2016 Update: A lot of work (and some stresses) behind the scenes
I see with horror that it’s been a year since we last posted something to the Visionary Cross site!
This is not due to lack of work, as there has been plenty going on behind the scenes. Rather it has been the result of a series of unfortunate circumstances (especially a series of student sick-leaves) and the nature of the work itself, which has been a little more difficult to write up in small pieces than was true in 2015.
Our main work for 2016 has been developing the infrastructure to follow up on our December 2015 posting on the Visionary Cross data model. As we mention there, the Visionary Cross project has always seen itself intellectually as a curated data set and expressed allegiance to the kind of “just-in-time” editing advocated for by Joris van Zundert and others (see Boot and van Zundert 2011 and van Zundert 2012 below). But we had not, until our December 2015 meeting in Lethbridge, really understood the implications of that understanding in terms of what we might call “the craft of edition-making.” As I mentioned in my posting on the Lethbridge meeting, we had always understood the Digital Library parts of our project as being a question of system–D-Space vs. Omeka vs. Greenstone–and not really recognised the extent to which those systems were really secondary questions to metadata and organisation: “left hand” issues in the terminology of our meeting.
Investigating data publication: OPenn Pros and Cons
The model we began to use instead was that of OPenn, the new and minimalist Digital Library/Repository published by the University of Pennsylvania library. And in fact we spent most of the Spring looking at what would be required to get our data into OPenn: working out metadata standards required and, especially, thinking through the nature of our objects and their relationship to each other.
In the course of the Spring, however, we began to realise that OPenn was a good model, but not a great solution, for the particular needs of the Visionary Cross project. In particular, we ran into two main issues that led us into looking at ways of emulating rather than joining the Pennsylvania model:
- OPenn is organised around physical repositories and can’t easily handle virtual collections;
- OPenn is a system that requires negotiation to join.
The first case is an interesting mismatch: OPenn was designed to showcase collections from repositories. The unstated assumption behind this is, firstly, that the poster is the owner of the collection and is able to speak for that repository; and, secondly, that the collection is best organised by repository.

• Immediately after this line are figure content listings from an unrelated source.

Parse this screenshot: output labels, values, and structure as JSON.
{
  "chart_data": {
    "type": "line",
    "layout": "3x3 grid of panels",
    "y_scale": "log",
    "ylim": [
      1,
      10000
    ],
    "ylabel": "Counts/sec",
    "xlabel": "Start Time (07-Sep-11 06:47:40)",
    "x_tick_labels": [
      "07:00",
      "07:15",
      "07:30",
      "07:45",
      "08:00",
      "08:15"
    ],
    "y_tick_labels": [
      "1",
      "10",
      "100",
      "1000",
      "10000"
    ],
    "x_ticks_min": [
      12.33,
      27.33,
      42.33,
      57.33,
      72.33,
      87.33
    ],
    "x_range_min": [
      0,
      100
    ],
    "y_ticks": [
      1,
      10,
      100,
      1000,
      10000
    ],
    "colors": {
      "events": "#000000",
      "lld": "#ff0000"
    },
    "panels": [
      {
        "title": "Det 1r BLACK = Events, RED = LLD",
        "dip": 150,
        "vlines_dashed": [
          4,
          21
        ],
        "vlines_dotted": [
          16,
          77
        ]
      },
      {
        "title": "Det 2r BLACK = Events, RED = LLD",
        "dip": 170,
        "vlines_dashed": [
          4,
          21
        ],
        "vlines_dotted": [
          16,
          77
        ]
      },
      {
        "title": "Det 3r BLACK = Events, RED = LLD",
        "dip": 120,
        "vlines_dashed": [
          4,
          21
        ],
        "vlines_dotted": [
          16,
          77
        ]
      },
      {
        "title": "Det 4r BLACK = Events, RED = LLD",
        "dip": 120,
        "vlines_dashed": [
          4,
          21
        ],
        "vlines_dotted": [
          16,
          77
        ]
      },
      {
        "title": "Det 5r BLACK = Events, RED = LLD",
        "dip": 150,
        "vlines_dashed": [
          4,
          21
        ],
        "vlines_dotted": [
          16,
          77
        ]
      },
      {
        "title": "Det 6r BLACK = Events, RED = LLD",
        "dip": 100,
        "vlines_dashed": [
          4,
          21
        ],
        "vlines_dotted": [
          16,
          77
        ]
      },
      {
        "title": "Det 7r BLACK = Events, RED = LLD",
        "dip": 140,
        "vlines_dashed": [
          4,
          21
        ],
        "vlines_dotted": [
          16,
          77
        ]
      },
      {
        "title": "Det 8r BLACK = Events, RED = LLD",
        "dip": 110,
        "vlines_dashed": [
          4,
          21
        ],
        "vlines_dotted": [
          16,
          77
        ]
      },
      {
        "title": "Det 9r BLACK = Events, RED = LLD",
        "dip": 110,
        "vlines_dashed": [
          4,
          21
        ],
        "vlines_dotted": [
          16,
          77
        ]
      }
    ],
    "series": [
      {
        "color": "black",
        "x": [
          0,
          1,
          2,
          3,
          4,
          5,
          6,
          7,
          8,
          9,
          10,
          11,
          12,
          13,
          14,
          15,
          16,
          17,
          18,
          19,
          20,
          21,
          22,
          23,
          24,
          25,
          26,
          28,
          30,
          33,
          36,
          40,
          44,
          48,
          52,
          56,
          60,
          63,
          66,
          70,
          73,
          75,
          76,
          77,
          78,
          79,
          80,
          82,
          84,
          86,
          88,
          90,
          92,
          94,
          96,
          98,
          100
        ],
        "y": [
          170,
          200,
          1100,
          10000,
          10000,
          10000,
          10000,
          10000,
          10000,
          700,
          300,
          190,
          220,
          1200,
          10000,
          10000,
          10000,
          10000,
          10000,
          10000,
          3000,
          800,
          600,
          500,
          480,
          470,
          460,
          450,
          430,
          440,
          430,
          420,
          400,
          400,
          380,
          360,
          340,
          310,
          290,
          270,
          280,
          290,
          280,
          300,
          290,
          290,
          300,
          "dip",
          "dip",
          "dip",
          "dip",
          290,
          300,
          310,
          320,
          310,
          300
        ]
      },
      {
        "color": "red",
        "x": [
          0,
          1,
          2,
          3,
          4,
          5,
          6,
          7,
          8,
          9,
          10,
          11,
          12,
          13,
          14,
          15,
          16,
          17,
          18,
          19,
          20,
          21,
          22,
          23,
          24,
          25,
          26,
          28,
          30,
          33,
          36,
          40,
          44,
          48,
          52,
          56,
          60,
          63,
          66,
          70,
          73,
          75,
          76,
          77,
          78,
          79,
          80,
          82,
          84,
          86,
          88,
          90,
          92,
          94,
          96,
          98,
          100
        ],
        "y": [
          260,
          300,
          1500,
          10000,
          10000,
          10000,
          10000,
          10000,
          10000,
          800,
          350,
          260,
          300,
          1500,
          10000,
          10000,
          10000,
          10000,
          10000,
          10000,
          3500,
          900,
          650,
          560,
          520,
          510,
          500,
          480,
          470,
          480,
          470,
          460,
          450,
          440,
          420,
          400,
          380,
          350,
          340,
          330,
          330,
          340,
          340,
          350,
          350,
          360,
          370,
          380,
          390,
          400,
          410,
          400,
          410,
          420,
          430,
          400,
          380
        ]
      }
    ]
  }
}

In our case, however, we are researchers rather than repository owners, and our material is both single objects from external repositories and something that gains meaning from their cross-repository relationships with each other. We felt quite reluctant to propose repositories to OPenn (and behave as the owners of these) for external parties like the Cathedral library in Vercelli or the Ruthwell and Bewcastle churches, especially when we needed to establish these repositories to hold single objects we were using in the context of a cross-repository collection. Let’s say, for example, we’d also been using a page from a manuscript in the British Library–a repository not represented in OPenn at the moment: would we then establish the British Library node on their behalf?
This then leads us to the second point: the degree to which OPenn requires negotiation to join. Our vision for the Visionary Cross project is for a dataverse of objects that can be used and added to by anybody. Placing something in OPenn requires the agreement of OPenn and, potentially, the physical repository itself. To establish or add to a repository named for the British Library, for example, presumably requires the permission of the British library. And it also requires you to agree to the terms mandated by OPenn–with its very open licence. In our case, however, we are also working with material that has different levels of openness. While the data we produce is available CC-BY, some of the data we use is under much more restrictive licencing: we still need to be able to “include” this data in some way (i.e. have it listed as part of our virtual collection), without forcing a more open licence on it than its owners are prepared to give.
Catch and release: Zenodo? Github? Some other system or combination?
Our work in the late Spring and Summer, therefore, involved investigating other ways of collecting and publishing data for our project. Our requirements during this stage were:
- The system should be as simple (and as much as possible compatible with) OPenn;
- Participants should be able to use, contribute, and organise to the collection without negotation;
- The system should be open to multiple virtual organisations (i.e. not repository-based);
- The system should be agnostic as to licencing, data formats, and so on (while recognising that some contributions may not be eligible for participation in ).
(We wrote up a version of this as an abstract for the Digital Scholarly Editions workshop in Graz: you can see the details here).
In the end, we decided that the real solution to this problem was to have no system at all. To instead focus entirely on making data as discoverable and well-documented as possible, but to avoid requiring others to join our system in order to participate or contribute to the collection.
In the course of the summer, therefore, we began searching for systems that would provide long-term, non-negotiated accessibility to our data and metadata and discoverability standards that would support non-negotiated access and reuse. After investigating several options, including the University of Lethbridge’s Institutional Repository, Figshare, arXiv, and Github, we decided to go with Zenodo, a repository hosted by CERN for the European Union and dedicated to the open distribution of scientific data. We have recently established a Zenodo “Community” for our data (https://zenodo.org/communities/visionarycrossproject/), and expect to start publishing our first datasets early in the new year.